Among disease-defining translocation in lymphoma, the translocations involving the Anaplastic Lymphoma Kinase (ALK) gene are characteristic of Anaplastic Large Cell Lymphoma (ALCL), but were recently found also in Non-Small Cell Lung Cancers (NSCLC) and other type of solid tumors. We have extensively studied the role of ALK in lymphoma by discovering multiple pathways exploited to induce cellular transformation. By exploiting xenografts and mouse models for ALCL and NSCLC, and also neuroblastoma, we want to define relevant mechanisms of ALK-mediated transformation in vivo but also to validate therapeutic approaches to target ALK in such cancers. We are currently implementing innovative therapies such as ALK inhibitors, ALK-targeted siRNA and ALK-specific cancer immunotherapy. In this context, we developed a vaccination protocol that generates a strong ALK-specific immunization and seek to explore its potential use in clinical protocols.
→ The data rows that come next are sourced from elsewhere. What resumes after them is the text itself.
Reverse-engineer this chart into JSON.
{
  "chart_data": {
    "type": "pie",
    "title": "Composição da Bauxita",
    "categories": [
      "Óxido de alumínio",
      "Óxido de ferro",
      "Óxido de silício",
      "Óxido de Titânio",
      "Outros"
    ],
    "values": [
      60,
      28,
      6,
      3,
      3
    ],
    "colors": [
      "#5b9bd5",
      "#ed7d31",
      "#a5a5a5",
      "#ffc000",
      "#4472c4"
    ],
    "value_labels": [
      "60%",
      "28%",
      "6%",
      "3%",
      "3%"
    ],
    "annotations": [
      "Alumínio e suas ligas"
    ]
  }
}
One more line of research in the lab is devoted to the discovery of novel genetic lesions in lymphoma and solid tumors, by modern techniques of next-generation sequencing. In particular, we recently co-discovered mutations in FBXO11, a gene involved in the degradation of BCL6 in human lymphomas. We aim at expanding these findings to other lymphomas or solid tumors, and at generating mouse models to uncover the role of such gene in normal B cell development and lymphoma formation.
About Roberto Chiarle
Roberto Chiarle received an M.D. degree from the University of Turin, Italy. Then, he earned a Board in Surgical Pathology from the University of Torino. He did his postdoc research training with Giorgio Inghirami and Michele Pagano at the New York University, where he worked on the molecular pathogenesis of B and T cell lymphomas. He was appointed as Assistant Professor in Pathology and as Attending Physician in Pathology in the University of Turin, Italy in 1999, then promoted to Associate Professor in 2006. In Italy, he started his own lab and worked on the ALK oncogene in human lymphoma, to discover new molecular mechanisms of ALK mediated cell transformation and new ALK specific therapies. From 2008 to 2010, he was Visiting Professor in Pathology in Fred W. Alt lab at the Immune Disease Institute/Children’s Hospital, Boston, where he worked on chromosomal translocations and contributed to develop a new high-throughput method to clone translocations genome-wide from primary B cells. In 2012, he was appointed as Associate Professor of Pathology at Harvard Medical School and started his own lab at the Children’s Hospital Boston.
He won numerous grants and awards in Europe, such as the Italian National “Premio Sapio” Junior Investigator Award, the Italian National prize “Carlo Chianello” Foundation Research Award, the prestigious ERC Starting Grant from the European Research Council and the research award from the Association for International Cancer Research, UK.